Summary: Researchers have discovered that animals use their saccule, a part of the inner ears associated with harmony, to find low-frequency waves. This visual pathway enhances their regular reading and may be present in different reptiles.
The study provides new insights into how animal sensory systems evolved as a result of showing that iguanas may identify vibrations between 50 and 200 Hz. This discovery raises questions about whether specific reptiles are “dead” and opens up new avenues for studying vibrational interaction among them.
Important Information:
- Geckos detect low-frequency motions using their internal tongue’s saccule.
- This visual capacity may be present in various reptiles that were originally thought to have limited hearing.
- The study provides insight into how canine sensory systems changed over time.
Origin: University of Maryland
What we thought we knew about dog reading is being shook up by University of Maryland researchers who discovered a hidden visual skills in animals.
In a fresh research published in , Present Biology , on October 4, 2024, the researchers revealed that animals use the saccule—a portion of their inner ear typically associated with maintaining balance and body positioning—to find low-frequency waves.
This unique” sixth sense” also, according to the researchers, complements the geckos ‘ regular hearing and their ability to sense the world around them.
The team believes that this earlier undiscovered hearing mechanism may also be present in other reptile species, challenging earlier theories about how pet sensory systems evolved and changed over time.
” The ears, as we know it, hears flying sound. But this old inside road, which is commonly linked to compromise, helps geckos detect vibrations that journey through mediums like the ground or water”, said study co-author , Catherine Carr, a Distinguished University Professor of Biology at UMD.
This route is present in both amphibians and bass, and lizards have recently shown it to be preserved as well. Our findings reveal how the audio program changed from what you can see in fish to what you can see in land animals, including people.
The saccule may find subdued waves between 50 and 200 Hz, which is typically heard by geckos through their ears. According to researchers, this suggests that the saccule serves a different but complementary function in addition to the geckos ‘ typical audio program. Some other reptiles are unable to hear flying sound, unlike geckos, which are able to do so.
The study’s lead author, Dawei Han, a postdoctoral scholar and former student scholar at UMD, claims that the finding of the saccule’s part in reptile reading may lead to a better understanding of communication and behavior in other animals originally thought to have limited audio abilities.  ,
In the sense that they do not vocalize or hear sounds well, Han explained,” a lot of snakes and lizards were thought to be’mute’ or ‘deaf’. However, it turns out that they could be communicating with vibrational signals using this sensory pathway instead, which significantly alters how animal scientists have overall viewed animal perception.

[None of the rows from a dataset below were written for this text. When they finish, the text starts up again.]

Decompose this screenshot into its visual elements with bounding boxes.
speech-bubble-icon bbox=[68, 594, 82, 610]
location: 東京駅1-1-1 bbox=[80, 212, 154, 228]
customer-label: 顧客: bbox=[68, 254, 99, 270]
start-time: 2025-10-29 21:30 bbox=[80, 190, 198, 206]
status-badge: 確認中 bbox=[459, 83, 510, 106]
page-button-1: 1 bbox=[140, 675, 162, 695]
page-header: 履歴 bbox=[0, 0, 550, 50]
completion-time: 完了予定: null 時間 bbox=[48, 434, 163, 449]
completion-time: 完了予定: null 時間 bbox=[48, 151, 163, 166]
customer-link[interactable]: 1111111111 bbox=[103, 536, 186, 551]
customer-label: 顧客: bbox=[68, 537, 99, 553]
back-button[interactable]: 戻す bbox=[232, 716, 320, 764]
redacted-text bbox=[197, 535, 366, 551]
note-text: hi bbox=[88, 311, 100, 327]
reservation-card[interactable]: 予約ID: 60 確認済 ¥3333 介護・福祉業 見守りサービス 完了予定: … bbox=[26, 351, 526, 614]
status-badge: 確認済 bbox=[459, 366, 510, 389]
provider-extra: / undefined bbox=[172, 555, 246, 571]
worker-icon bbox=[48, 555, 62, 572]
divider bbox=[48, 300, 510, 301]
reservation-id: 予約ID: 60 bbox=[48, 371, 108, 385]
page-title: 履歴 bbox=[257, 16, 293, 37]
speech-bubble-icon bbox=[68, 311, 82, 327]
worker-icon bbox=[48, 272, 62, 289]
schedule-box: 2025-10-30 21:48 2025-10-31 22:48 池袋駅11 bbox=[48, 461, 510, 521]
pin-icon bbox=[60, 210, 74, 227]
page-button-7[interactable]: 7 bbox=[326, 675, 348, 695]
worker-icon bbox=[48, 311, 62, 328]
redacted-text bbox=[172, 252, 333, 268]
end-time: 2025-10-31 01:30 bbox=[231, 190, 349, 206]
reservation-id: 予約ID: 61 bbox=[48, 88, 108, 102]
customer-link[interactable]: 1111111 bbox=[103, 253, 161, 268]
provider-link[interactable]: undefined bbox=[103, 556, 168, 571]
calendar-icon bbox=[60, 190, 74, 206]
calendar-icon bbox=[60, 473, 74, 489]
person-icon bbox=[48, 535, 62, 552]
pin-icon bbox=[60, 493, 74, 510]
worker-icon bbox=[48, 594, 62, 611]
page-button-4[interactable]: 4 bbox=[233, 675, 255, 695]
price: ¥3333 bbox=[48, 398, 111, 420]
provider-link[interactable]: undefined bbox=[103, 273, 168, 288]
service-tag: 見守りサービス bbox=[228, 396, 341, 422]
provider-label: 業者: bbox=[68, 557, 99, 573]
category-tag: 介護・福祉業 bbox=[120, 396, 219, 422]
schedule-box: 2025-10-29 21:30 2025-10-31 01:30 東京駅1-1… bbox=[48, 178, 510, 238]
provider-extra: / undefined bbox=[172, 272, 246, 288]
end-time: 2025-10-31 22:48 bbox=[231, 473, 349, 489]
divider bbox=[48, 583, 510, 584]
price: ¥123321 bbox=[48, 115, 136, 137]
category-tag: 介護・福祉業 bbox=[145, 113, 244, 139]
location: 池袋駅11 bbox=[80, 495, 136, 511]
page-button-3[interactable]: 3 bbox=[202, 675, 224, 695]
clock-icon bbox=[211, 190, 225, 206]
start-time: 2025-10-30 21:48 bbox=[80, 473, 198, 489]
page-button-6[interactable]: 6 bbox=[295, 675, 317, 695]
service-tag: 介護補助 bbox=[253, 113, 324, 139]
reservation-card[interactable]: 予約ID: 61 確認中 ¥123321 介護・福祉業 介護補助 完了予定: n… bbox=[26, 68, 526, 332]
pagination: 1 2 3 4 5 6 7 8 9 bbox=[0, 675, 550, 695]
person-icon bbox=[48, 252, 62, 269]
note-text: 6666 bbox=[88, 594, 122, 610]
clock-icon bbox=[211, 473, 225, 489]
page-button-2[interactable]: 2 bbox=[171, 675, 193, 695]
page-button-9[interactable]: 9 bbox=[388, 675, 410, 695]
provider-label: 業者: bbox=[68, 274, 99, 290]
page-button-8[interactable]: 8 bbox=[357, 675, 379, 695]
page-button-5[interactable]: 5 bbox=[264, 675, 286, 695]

This shared sensory pathway in contemporary reptiles provides a unique insight into the evolution of vertebrate sensory systems, suggesting that the transition from aquatic to terrestrial environments likely involved more intricate and gradual changes in hearing mechanisms than previously thought.
Although these findings are not directly related to how people hear, the researchers think that there is always more than meets the eye—or, in this case, ear.
” Think about when you’re at a live rock concert”, Carr said. You can feel your entire head and body vibrating in the sound field because it is so loud. Instead of just hearing the music, you can feel it. That perception suggests that those loud concerts may stimulate the human vestibular system, which may indicate that our sense of balance and hearing may also be closely linked.”
Carr and Han hope that their findings will lead to more investigations into mammalian hearing, especially in the context of this sensory pathway. They think that the link between balance and hearing opens up new research avenues, including the link between balance disorders in people.
” The implications of this research extend beyond the world of reptiles”, Han said. ” As we uncover these hidden mechanisms, we’re also gaining a richer and more nuanced picture of how animals perceive and interact with their environments—and potentially, new insights into our own sensory experiences”.
Funding: This study received funding from the National Institutes of Health ( Grant No. R01DC019341 ).
About this news from neuroscience research in auditory perception
Author: Georgia Jiang
Source: University of Maryland
Contact: Georgia Jiang – University of Maryland
Image: The image is credited to Neuroscience News
Original Research: Open access.
” The tokay gecko’s auditory pathway for the detection of vibration” by Catherine Carr et al. Current Biology
Abstract
The tokay gecko’s auditory pathway for the detection of vibration
With little evidence to support the auditory function found in fish and amphibians ( frogs and salamanders ), otolithic endorgans like the saccule were thought to be strictly vestibular in amniotes ( reptiles, birds, and mammals ).
Here, we show the saccule’s auditory function in the tokay gecko ( Gekko gecko ).
The hindbrain’s nucleus vestibularis ovalis ( VeO ) projectes through an ascending pathway parallel to cochlear pathways and only receives input from the saccule. Single-unit recordings show that VeO is exquisitely sensitive to low-frequency vibrations.
Moreover, VeO is present in other lepidosaurs, including snakes and , Sphenodon. These findings support the hypothesis that the saccule’s ancestral auditory function is probably still present in the amniotes ‘ lepidosaurian lineage and mediates sensitive vibration encoding.